Broken into 11 easily digested chapters, Ko’s book takes readers through relatable first-person experiences of hers with the health care system, then offers further anecdotes and practical applications for teaching or self-training. Each chapter is self-contained, not unlike a textbook designed to be part of a curriculum.

The narrative thread that pulls readers through the bookis a memoir of Ko’s own experiences as a patient and patient advocate for her children, with some recollections of her experiences as a physician. The two perspectives are both given ample consideration and space, though—there being more patients in the world than physicians—more readers will connect directly with Ko’s experiences as a patient than as a physician. How to Improve Doctor-Patient Connection was written primarily for doctors, but patients can also benefit because it is useful to know and think about what their providers may be experiencing.

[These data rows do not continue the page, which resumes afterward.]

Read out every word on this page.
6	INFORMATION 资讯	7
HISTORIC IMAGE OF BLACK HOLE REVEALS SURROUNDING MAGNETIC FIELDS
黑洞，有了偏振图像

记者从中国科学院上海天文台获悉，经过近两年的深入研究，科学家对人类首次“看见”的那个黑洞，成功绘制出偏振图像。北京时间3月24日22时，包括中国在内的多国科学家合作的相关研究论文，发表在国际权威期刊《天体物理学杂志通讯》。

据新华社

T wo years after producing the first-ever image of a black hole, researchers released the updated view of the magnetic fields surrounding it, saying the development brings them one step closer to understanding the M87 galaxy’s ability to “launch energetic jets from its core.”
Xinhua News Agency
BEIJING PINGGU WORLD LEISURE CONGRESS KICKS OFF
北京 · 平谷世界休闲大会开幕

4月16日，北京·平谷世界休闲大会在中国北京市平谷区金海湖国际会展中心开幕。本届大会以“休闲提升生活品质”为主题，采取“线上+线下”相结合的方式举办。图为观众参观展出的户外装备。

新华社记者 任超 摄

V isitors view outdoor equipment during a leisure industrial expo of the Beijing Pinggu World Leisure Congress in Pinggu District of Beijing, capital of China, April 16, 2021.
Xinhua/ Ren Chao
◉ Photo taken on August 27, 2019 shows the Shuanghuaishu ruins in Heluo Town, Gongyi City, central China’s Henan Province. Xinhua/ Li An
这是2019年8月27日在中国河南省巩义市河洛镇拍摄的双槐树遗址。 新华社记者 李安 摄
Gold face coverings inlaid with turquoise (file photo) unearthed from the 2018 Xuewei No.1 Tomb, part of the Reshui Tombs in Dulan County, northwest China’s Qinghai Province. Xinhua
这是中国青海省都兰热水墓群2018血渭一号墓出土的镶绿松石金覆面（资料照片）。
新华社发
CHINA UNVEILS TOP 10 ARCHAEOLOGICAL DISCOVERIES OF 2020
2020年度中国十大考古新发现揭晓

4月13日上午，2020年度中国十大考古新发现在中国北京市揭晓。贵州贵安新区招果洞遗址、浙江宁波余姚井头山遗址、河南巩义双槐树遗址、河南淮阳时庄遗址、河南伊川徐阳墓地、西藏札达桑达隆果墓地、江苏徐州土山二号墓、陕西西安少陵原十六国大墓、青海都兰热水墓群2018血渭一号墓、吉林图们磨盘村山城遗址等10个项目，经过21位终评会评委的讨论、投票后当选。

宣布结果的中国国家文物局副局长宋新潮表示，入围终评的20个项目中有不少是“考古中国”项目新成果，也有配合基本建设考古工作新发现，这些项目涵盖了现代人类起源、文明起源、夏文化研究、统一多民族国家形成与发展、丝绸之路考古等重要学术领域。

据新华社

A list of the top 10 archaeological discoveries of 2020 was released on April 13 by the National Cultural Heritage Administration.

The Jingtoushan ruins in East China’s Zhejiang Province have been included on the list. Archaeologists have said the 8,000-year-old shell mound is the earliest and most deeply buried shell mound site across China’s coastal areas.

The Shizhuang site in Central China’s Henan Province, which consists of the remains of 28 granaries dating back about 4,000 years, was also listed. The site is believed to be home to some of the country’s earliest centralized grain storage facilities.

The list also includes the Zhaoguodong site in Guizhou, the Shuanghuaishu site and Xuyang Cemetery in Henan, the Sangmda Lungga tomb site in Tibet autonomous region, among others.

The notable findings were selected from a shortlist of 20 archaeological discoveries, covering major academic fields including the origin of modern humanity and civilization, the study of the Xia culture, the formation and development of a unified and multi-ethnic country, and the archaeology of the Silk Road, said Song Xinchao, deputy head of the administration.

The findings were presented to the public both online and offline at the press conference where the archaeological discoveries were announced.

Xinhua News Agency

“I initially wrote the book for patients and patient advocates. Because I don’t have an established platform in terms of general readers, I did edit the book for a primary audience of doctors. The publisher [Routledge] fully supported my inclusion of tips for patients, as they can absolutely influence their health care interactions for the better. I’ve had to do so myself on the patient side, and it works,” said Ko.

Ko has written a deeply felt and personal account of her growth as a parent, a health care provider, and a patient. In an era and world characterized by intense professionalization and giant multinational health care conglomerates, it’s good to know that there are physicians like Ko, thinking about ways to keep that connection between patients and doctors strong and looking to bridge the empathy gap that sometimes opens inside an examination room in spite of everyone’s best intentions.